Household Wealth in Europe

The ECB has finally published the all-country report which gives us an indication of where household wealth is located and where in the future bailouts private wealth will be confiscated. The data is from 2009-2010 so especially in the PIIGS countries it could be overinflated after 3 years of austerity still is a powerful indicator of major unbalances in the Eurozone.
Italian median household wealth was indeed over three times larger than Germany’s. But that wasn’t the problem. The problem was Cyprus.
Cypriot households (CY), as measured by both their median and average wealth, were the second richest in the Eurozone. Median household wealth of €266,900 was over five times Germany’s median of €51,400. 
Average household wealth reached a phenomenal €670,900, 3.4 times Germany’s €195,200, and just shy of Luxembourg’s €710,100. Rarefied levels of wealth achievable only by small countries with huge and murky banking centres, or lots of oil. Few countries in the world are in that elite club.
And Germans based on median household wealth, were the poorest in the Eurozone.

It wasn’t that Cypriot households earned a lot of money—they earned the same as German households! They just knew how to hang on to it. At least until their bubble blew up.

By now, wealthier German households, those who own property and stocks, are significantly better off than they were in 2010, and they have since pulled up the average. Median household wealth, however—almost none of them own property or stocks—has certainly been left behind, again.

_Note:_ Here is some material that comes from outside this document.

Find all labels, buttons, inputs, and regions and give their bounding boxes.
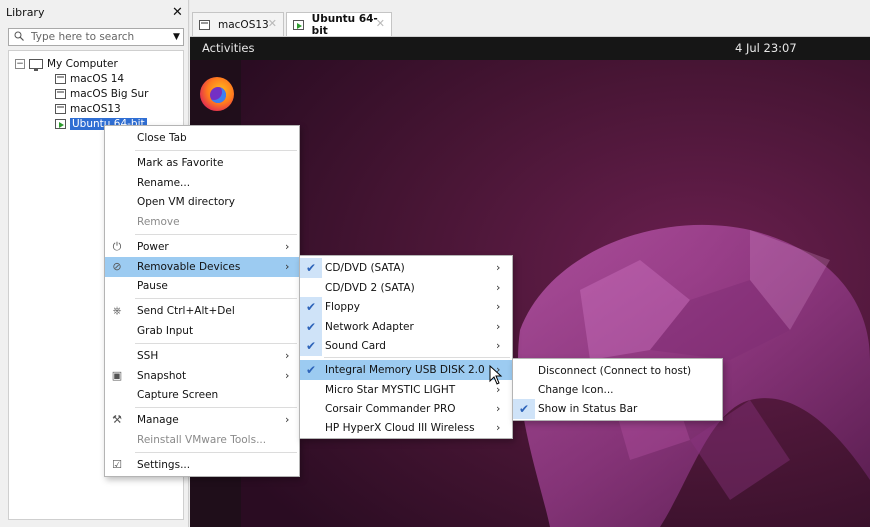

In the meanwhile in Cyprus real estate values, after a mind-boggling bubble, have been plunging for over two years; and billions in bank deposits have evaporated. 

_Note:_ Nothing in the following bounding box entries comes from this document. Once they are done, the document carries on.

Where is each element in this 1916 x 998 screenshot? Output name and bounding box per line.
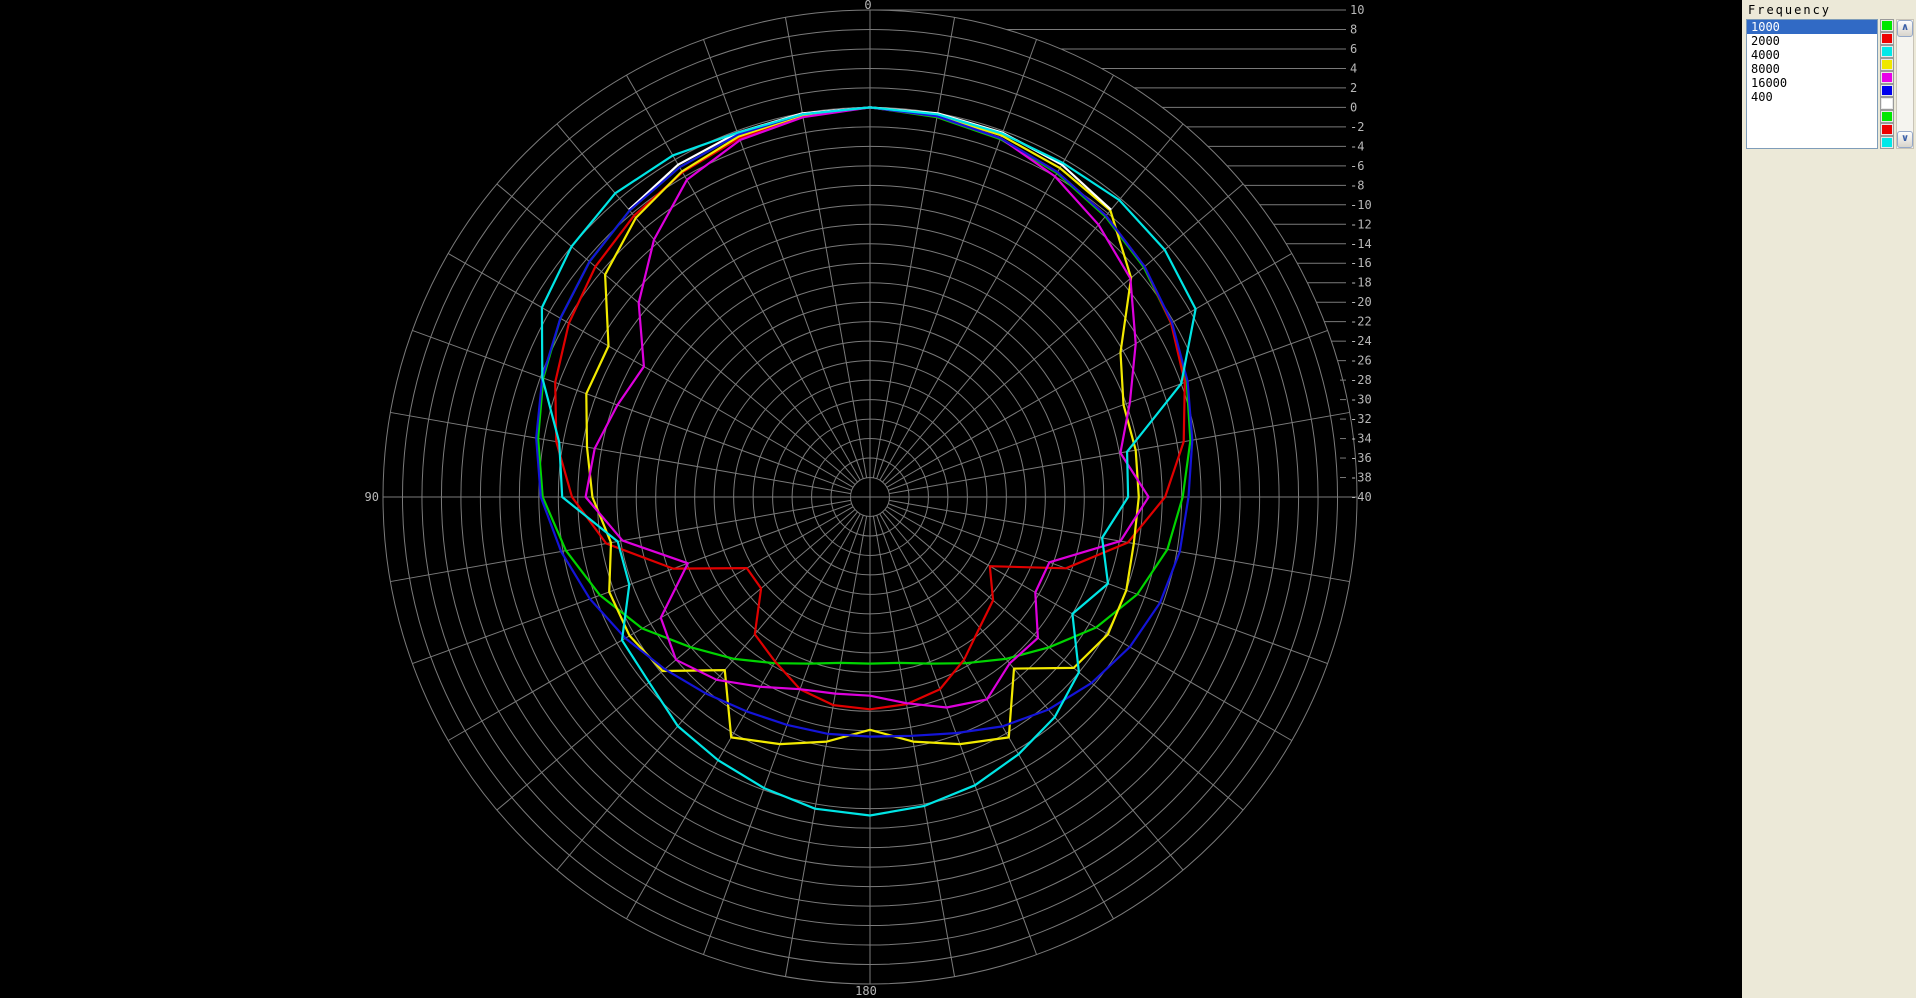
scale-label: -32 [1350,412,1372,426]
grid-spoke [887,254,1292,488]
angle-label-0: 0 [864,0,871,12]
scale-label: -8 [1350,178,1364,192]
grid-spoke [880,514,1114,919]
scale-label: 0 [1350,100,1357,114]
color-swatch-4[interactable] [1880,71,1894,84]
color-swatch-2[interactable] [1880,45,1894,58]
scale-label: -34 [1350,432,1372,446]
scroll-down-button[interactable]: ∨ [1897,131,1913,148]
app-window: 10 8 6 4 2 0 -2 -4 -6 -8 -10 -12 -14 -16 -18 -20 -22 -24 -… [0,0,1916,998]
color-swatch-5[interactable] [1880,84,1894,97]
color-swatch-0[interactable] [1880,19,1894,32]
scale-label: -24 [1350,334,1372,348]
grid-spoke [888,330,1327,490]
scale-label: -2 [1350,120,1364,134]
grid-spoke [448,507,853,741]
color-swatch-column [1879,19,1895,149]
scroll-up-button[interactable]: ∧ [1897,20,1913,37]
frequency-item-1000[interactable]: 1000 [1747,20,1877,34]
frequency-item-2000[interactable]: 2000 [1747,34,1877,48]
grid-spoke [887,507,1292,741]
curve-1000 [538,107,1190,663]
frequency-scrollbar[interactable]: ∧ ∨ [1896,19,1914,149]
curve-8000 [586,107,1139,744]
polar-chart: 10 8 6 4 2 0 -2 -4 -6 -8 -10 -12 -14 -16 -18 -20 -22 -24 -… [0,0,1742,998]
grid-spoke [785,17,866,477]
scale-label: 4 [1350,61,1357,75]
scale-label: -18 [1350,276,1372,290]
angle-label-180: 180 [855,984,877,998]
scale-label: -12 [1350,217,1372,231]
grid-spoke [448,254,853,488]
scale-label: -28 [1350,373,1372,387]
scale-label: -30 [1350,393,1372,407]
scale-label: 6 [1350,42,1357,56]
angle-label-90: 90 [365,490,379,504]
frequency-controls: 100020004000800016000400 ∧ ∨ [1746,19,1914,149]
frequency-item-400[interactable]: 400 [1747,90,1877,104]
frequency-panel-title: Frequency [1748,3,1914,17]
grid-spoke [703,39,863,478]
scale-label: 2 [1350,81,1357,95]
color-swatch-3[interactable] [1880,58,1894,71]
color-swatch-9[interactable] [1880,136,1894,149]
grid-spoke [627,514,861,919]
grid-spoke [412,330,851,490]
frequency-item-4000[interactable]: 4000 [1747,48,1877,62]
scale-label: -40 [1350,490,1372,504]
color-swatch-6[interactable] [1880,97,1894,110]
scale-label: -26 [1350,354,1372,368]
scale-label: -10 [1350,198,1372,212]
scale-label: -36 [1350,451,1372,465]
color-swatch-1[interactable] [1880,32,1894,45]
scale-label: -22 [1350,315,1372,329]
scale-label: -20 [1350,295,1372,309]
grid-spoke [873,17,954,477]
scale-label: -38 [1350,471,1372,485]
color-swatch-8[interactable] [1880,123,1894,136]
frequency-panel: Frequency 100020004000800016000400 ∧ ∨ [1742,0,1916,998]
scale-label: -16 [1350,256,1372,270]
grid-spoke [390,412,850,493]
frequency-item-16000[interactable]: 16000 [1747,76,1877,90]
grid-spoke [785,516,866,976]
scale-label: -4 [1350,139,1364,153]
grid-spoke [873,516,954,976]
grid-spoke [877,39,1037,478]
grid-spoke [390,500,850,581]
frequency-item-8000[interactable]: 8000 [1747,62,1877,76]
scale-label: 10 [1350,3,1364,17]
color-swatch-7[interactable] [1880,110,1894,123]
scale-label: -6 [1350,159,1364,173]
frequency-listbox[interactable]: 100020004000800016000400 [1746,19,1878,149]
scale-label: 8 [1350,22,1357,36]
scale-label: -14 [1350,237,1372,251]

Spanish household wealth has also been caught in a downward spiral of devastating unemployment and an exploding housing bubble—Spanish households lead the survey with a homeownership rate of 83%. In 2010, homeowners valued their homes at bubble prices. By now, much of the home equity Spaniards were clinging to has dissipated—with dramatic impact on household wealth.
Central bank sources told the FAZ that the Bundesbank and the ECB, to avoid stirring up a storm at an inconvenient time, kept this explosive wealth data secret until after the Cyprus bailout had been decided. But the data also explains the political motivation for the haircuts of account holders in Cypriot banks.